Compressed weighted de Bruijn graph

Primary LanguageC++MIT LicenseMIT

cw-dBg: the compressed weighted de Bruijn graph

Author: Nicola Prezza. Joint work with Giuseppe Italiano, Blerina Sinaimeri, Rossano Venturini

Description

Warning: experimental code. Runs only on small files. dBg construction is not yet optimized and requires 22 Bytes per input base (in RAM) at the moment

This library builds a compressed representation of the weighted de Bruijn graph. The underlying graph topology is stored using the BOSS representation, while the weights are differentially encoded and sampled on a spanning tree of the graph chosen to minimize the total bit-size of the structure. Results show that on a 20x-covered dataset with 27M distinct kmers (700Mbases in total), the whole structure takes 5.44 bits per kmer (just 18 MB in total).

Download

To clone the repository, run:

git clone http://github.com/nicolaprezza/cw-dBg

Compile

The library has been tested under linux using gcc 9.2.1. You need the SDSL library installed on your system (https://github.com/simongog/sdsl-lite).

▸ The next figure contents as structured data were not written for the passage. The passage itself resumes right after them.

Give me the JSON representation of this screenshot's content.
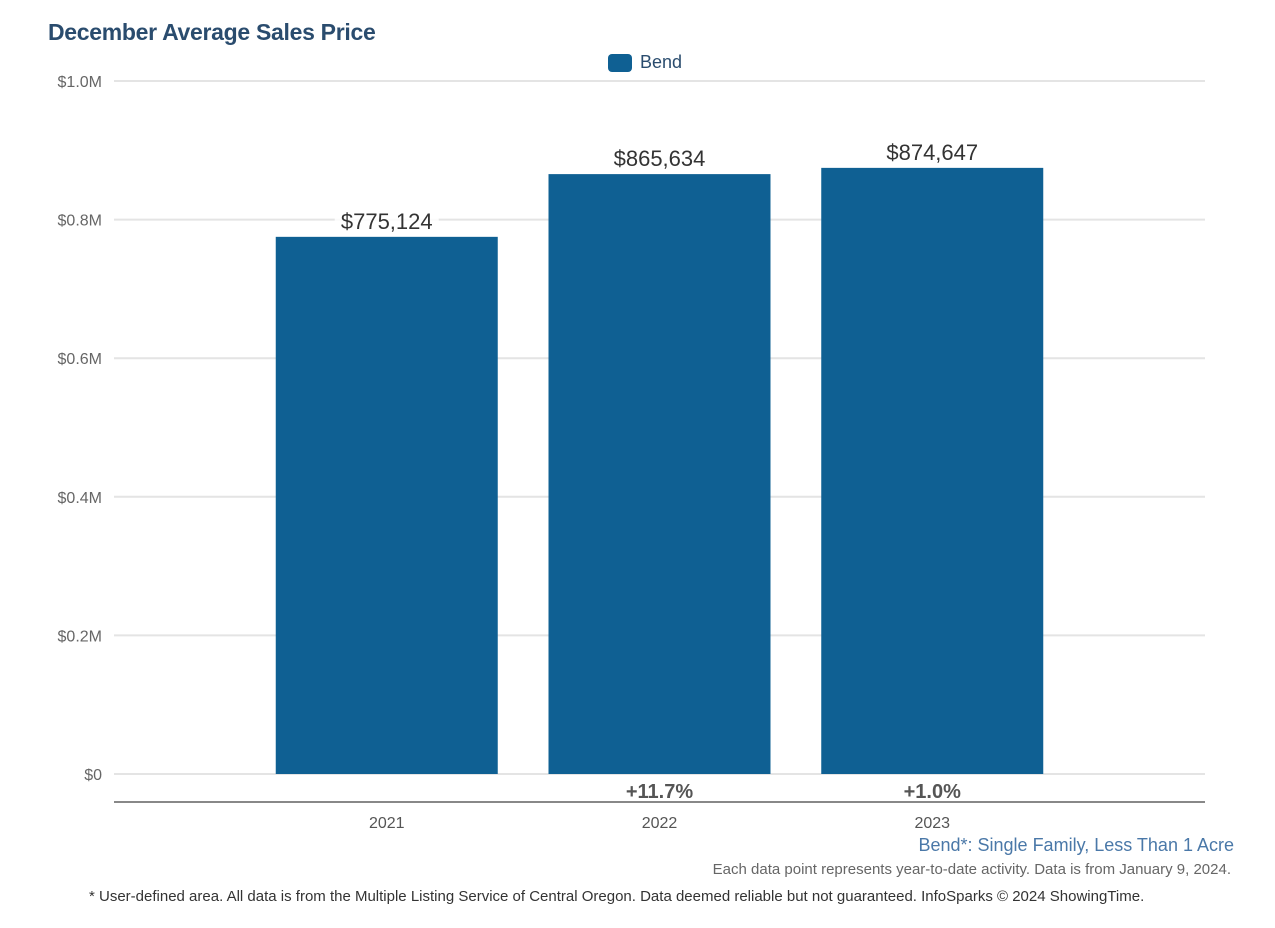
{
  "chart_data": {
    "type": "bar",
    "title": "December Average Sales Price",
    "categories": [
      "2021",
      "2022",
      "2023"
    ],
    "series": [
      {
        "name": "Bend",
        "values": [
          775124,
          865634,
          874647
        ],
        "color": "#0f6093"
      }
    ],
    "data_labels": [
      "$775,124",
      "$865,634",
      "$874,647"
    ],
    "change_labels": [
      "",
      "+11.7%",
      "+1.0%"
    ],
    "ylim": [
      0,
      1000000
    ],
    "yticks": [
      0,
      200000,
      400000,
      600000,
      800000,
      1000000
    ],
    "ytick_labels": [
      "$0",
      "$0.2M",
      "$0.4M",
      "$0.6M",
      "$0.8M",
      "$1.0M"
    ],
    "xlabel": "",
    "ylabel": "",
    "grid": true,
    "legend_position": "top-center"
  },
  "footer": {
    "subtitle": "Bend*: Single Family, Less Than 1 Acre",
    "note": "Each data point represents year-to-date activity. Data is from January 9, 2024.",
    "disclaimer": "* User-defined area. All data is from the Multiple Listing Service of Central Oregon. Data deemed reliable but not guaranteed. InfoSparks © 2024 ShowingTime."
  }
}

We use cmake to generate the Makefile. Create a build folder in the main cw-dBg folder:

mkdir build

run cmake:

cd build; cmake ..

and compile:

make

Run

After compiling, run

cw-dBg-build [-l nlines] [-a] [-s srate] input k

to build the compressed weighted de Bruijn graph of order k on the file input (a fastq file by default, or a fasta file if option -a is specified). if option -l nlines is specified, build the graph using only the first nlines sequences from the input file. If option -s srate is specified, sample one out of srate weights (default: srate=64).

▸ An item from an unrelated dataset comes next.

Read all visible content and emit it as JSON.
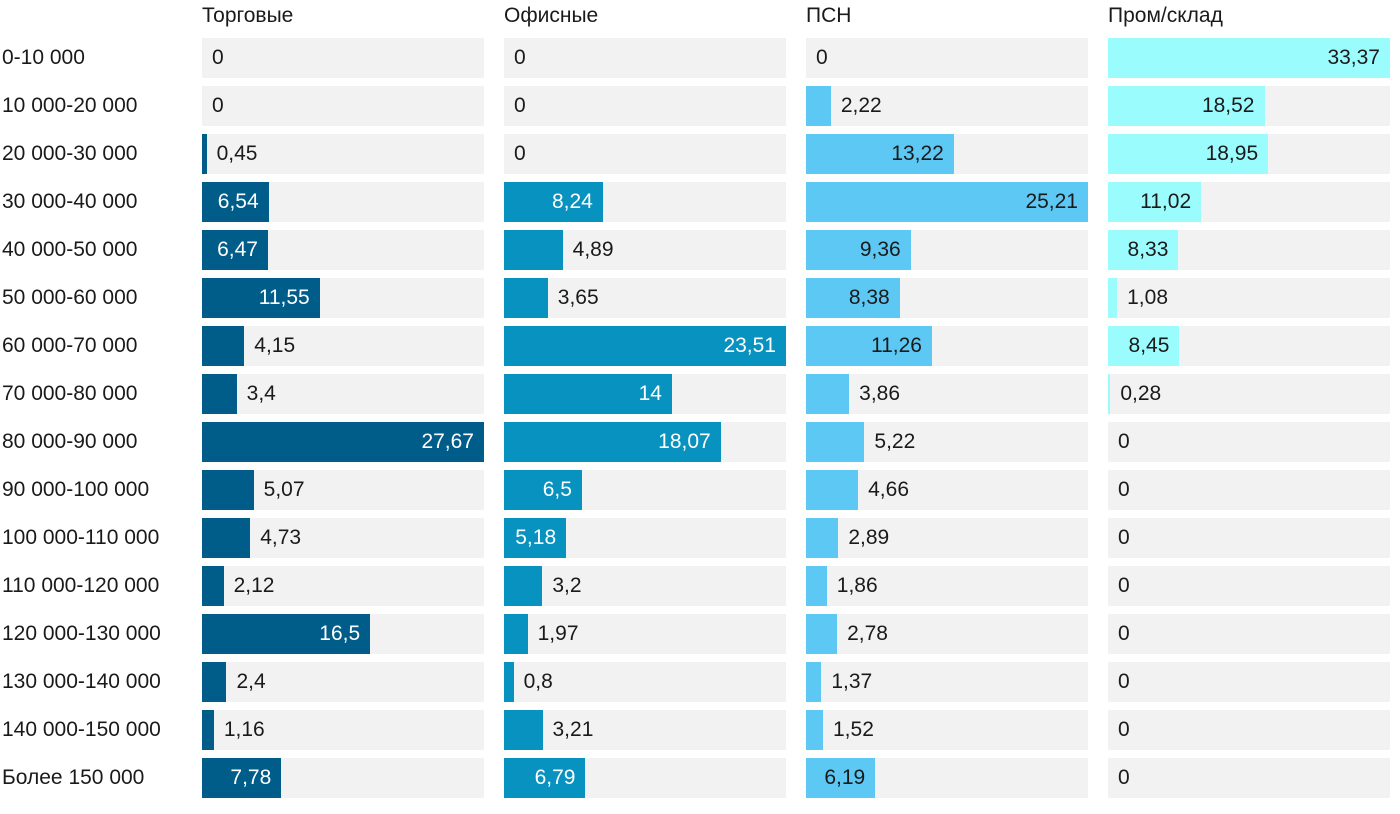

The tool cw-dBg-check allows to benchmark the data structure previously built as follows:

cw-dBg-check [options] <input_index> <input_fastx>

Options:
    -q Extract and test the structure on the first maximum k-mers in the dataset. Default: 1000000
    -a The input file is fasta. If not specified, it is assumed that the input file is fastq.
    -c Check correctness of the structure against a classic hash (space-consuming!!). Default: false.
    <input_index> Input index built with cw-dbg-build. Mandatory.
    <input_fastx> Fasta/fastq file from which test kmers will be extracted. Must be the same on which the index was built.